Abnormal signals from the tumor microenvironment favor the initiation and promotion of neoplastic transformation. Once tumor is formed, it modifies the stroma and initiates an inflammatory reaction and an immune response. In this context, under a variety of conditions, mast cells are capable of polarize them under their tumoricidal (growth arresting) or tumorigenic (growth promoting) forms. The establishment of immunosuppressive pathways in the tumor microenvironment has pointed therapeutic strategies that may promote inflammation and/or innate immune activation in the tumor microenvironment.

Mast cells are ideal candidates for targeted tumor immunotherapy due to their abundance at in many solid tumors, their proximity to blood vessels and capacity to selectively secrete distinct profiles of mediators. Mast cells can be therapeutically targeted by decreasing cell numbers through c-KIT inhibition, modulating mast cell activation and phenotype (through mast cell stabilizers, FcεR1 signaling pathway activators/inhibitors, antibodies targeting inhibitory receptors and ligands, tool-like receptor (TLR) agonists), and altering secreted mast cell mediators and their downstream effects.

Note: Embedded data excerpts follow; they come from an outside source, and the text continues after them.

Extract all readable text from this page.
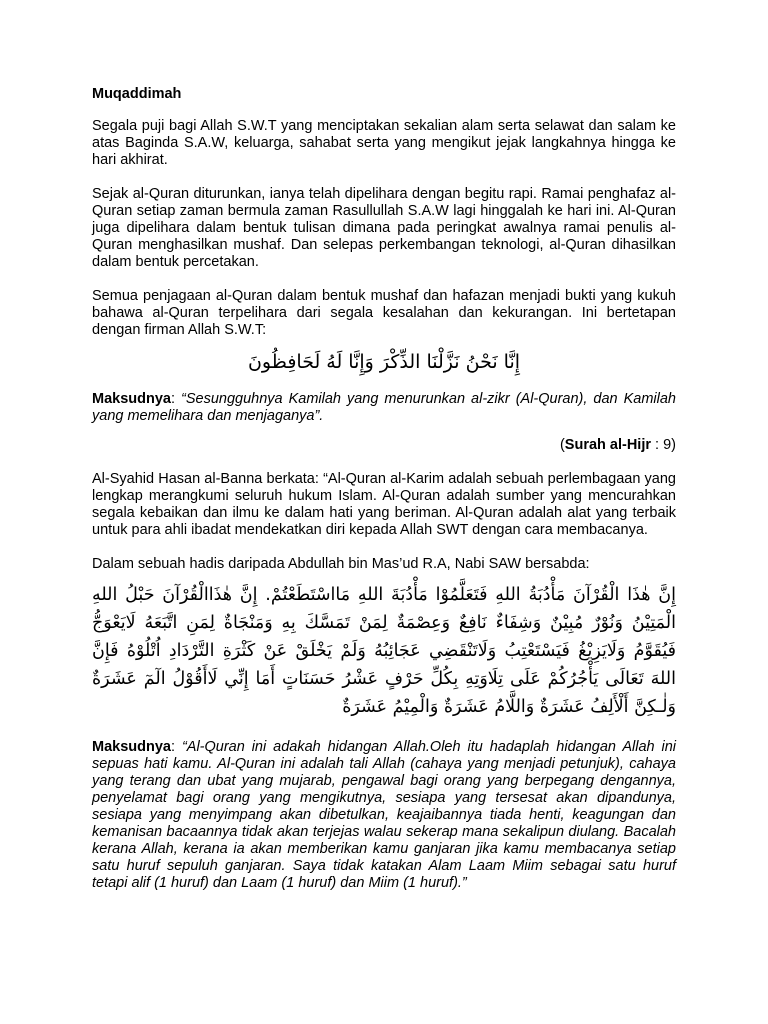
Muqaddimah

Segala puji bagi Allah S.W.T yang menciptakan sekalian alam serta selawat dan salam ke atas Baginda S.A.W, keluarga, sahabat serta yang mengikut jejak langkahnya hingga ke hari akhirat.

Sejak al-Quran diturunkan, ianya telah dipelihara dengan begitu rapi. Ramai penghafaz al-Quran setiap zaman bermula zaman Rasullullah S.A.W lagi hinggalah ke hari ini. Al-Quran juga dipelihara dalam bentuk tulisan dimana pada peringkat awalnya ramai penulis al-Quran menghasilkan mushaf. Dan selepas perkembangan teknologi, al-Quran dihasilkan dalam bentuk percetakan.

Semua penjagaan al-Quran dalam bentuk mushaf dan hafazan menjadi bukti yang kukuh bahawa al-Quran terpelihara dari segala kesalahan dan kekurangan. Ini bertetapan dengan firman Allah S.W.T:

إِنَّا نَحْنُ نَزَّلْنَا الذِّكْرَ وَإِنَّا لَهُ لَحَافِظُونَ

Maksudnya: “Sesungguhnya Kamilah yang menurunkan al-zikr (Al-Quran), dan Kamilah yang memelihara dan menjaganya”.

(Surah al-Hijr : 9)

Al-Syahid Hasan al-Banna berkata: “Al-Quran al-Karim adalah sebuah perlembagaan yang lengkap merangkumi seluruh hukum Islam. Al-Quran adalah sumber yang mencurahkan segala kebaikan dan ilmu ke dalam hati yang beriman. Al-Quran adalah alat yang terbaik untuk para ahli ibadat mendekatkan diri kepada Allah SWT dengan cara membacanya.

Dalam sebuah hadis daripada Abdullah bin Mas’ud R.A, Nabi SAW bersabda:

إِنَّ هٰذَا الْقُرْآنَ مَأْدُبَةُ اللهِ فَتَعَلَّمُوْا مَأْدُبَةَ اللهِ مَااسْتَطَعْتُمْ. إِنَّ هٰذَاالْقُرْآنَ حَبْلُ اللهِ الْمَتِيْنُ وَنُوْرٌ مُبِيْنٌ وَشِفَاءٌ نَافِعٌ وَعِصْمَةٌ لِمَنْ تَمَسَّكَ بِهِ وَمَنْجَاةٌ لِمَنِ اتَّبَعَهُ لَايَعْوَجُّ فَيُقَوَّمُ وَلَايَزِيْغُ فَيَسْتَعْتِبُ وَلَاتَنْقَضِي عَجَائِبُهُ وَلَمْ يَخْلَقْ عَنْ كَثْرَةِ التَّرْدَادِ اُتْلُوْهُ فَإِنَّ اللهَ تَعَالَى يَأْجُرُكُمْ عَلَى تِلَاوَتِهِ بِكُلِّ حَرْفٍ عَشْرُ حَسَنَاتٍ أَمَا إِنِّي لَاأَقُوْلُ الٓمٓ عَشَرَةٌ وَلٰـكِنَّ أَلْأَلِفُ عَشَرَةٌ وَاللَّامُ عَشَرَةٌ وَالْمِيْمُ عَشَرَةٌ

Maksudnya: “Al-Quran ini adakah hidangan Allah.Oleh itu hadaplah hidangan Allah ini sepuas hati kamu. Al-Quran ini adalah tali Allah (cahaya yang menjadi petunjuk), cahaya yang terang dan ubat yang mujarab, pengawal bagi orang yang berpegang dengannya, penyelamat bagi orang yang mengikutnya, sesiapa yang tersesat akan dipandunya, sesiapa yang menyimpang akan dibetulkan, keajaibannya tiada henti, keagungan dan kemanisan bacaannya tidak akan terjejas walau sekerap mana sekalipun diulang. Bacalah kerana Allah, kerana ia akan memberikan kamu ganjaran jika kamu membacanya setiap satu huruf sepuluh ganjaran. Saya tidak katakan Alam Laam Miim sebagai satu huruf tetapi alif (1 huruf) dan Laam (1 huruf) dan Miim (1 huruf).”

Otherwise, mast cells can modulate anti-tumor immunity through the release of granule-associated and de novo synthesized mediators that induce the mobilization of immune cells and their activation and differentiation. In this context, mast cells can contribute to the immune suppressive tumor microenvironment via mobilization of and interaction with MDSC and Treg. Mast cells may also enhance anti-tumor responses via the recruitment of natural killer (NK) cells, dendritic cells (DCs), and T cells and via their interactions with these cells to enhance their activation. More recently, it has been demonstrated that mast cells can infiltrate solid tumors and kill cancer cells within tumors, confirming their role in cancer immunotherapy (Fereydouni et al. 2022a, b).

For these reasons, it is extremely important to know the mechanisms that are involved in the development and involvement of mast cells in the resistance to conventional immunotherapies (Fig. 3). This concerns will allow to better analyze and suggest alternative cancer therapeutic strategies in which mast cells may be considered as an active player together with other cells in the tumor inflammatory microenvironment.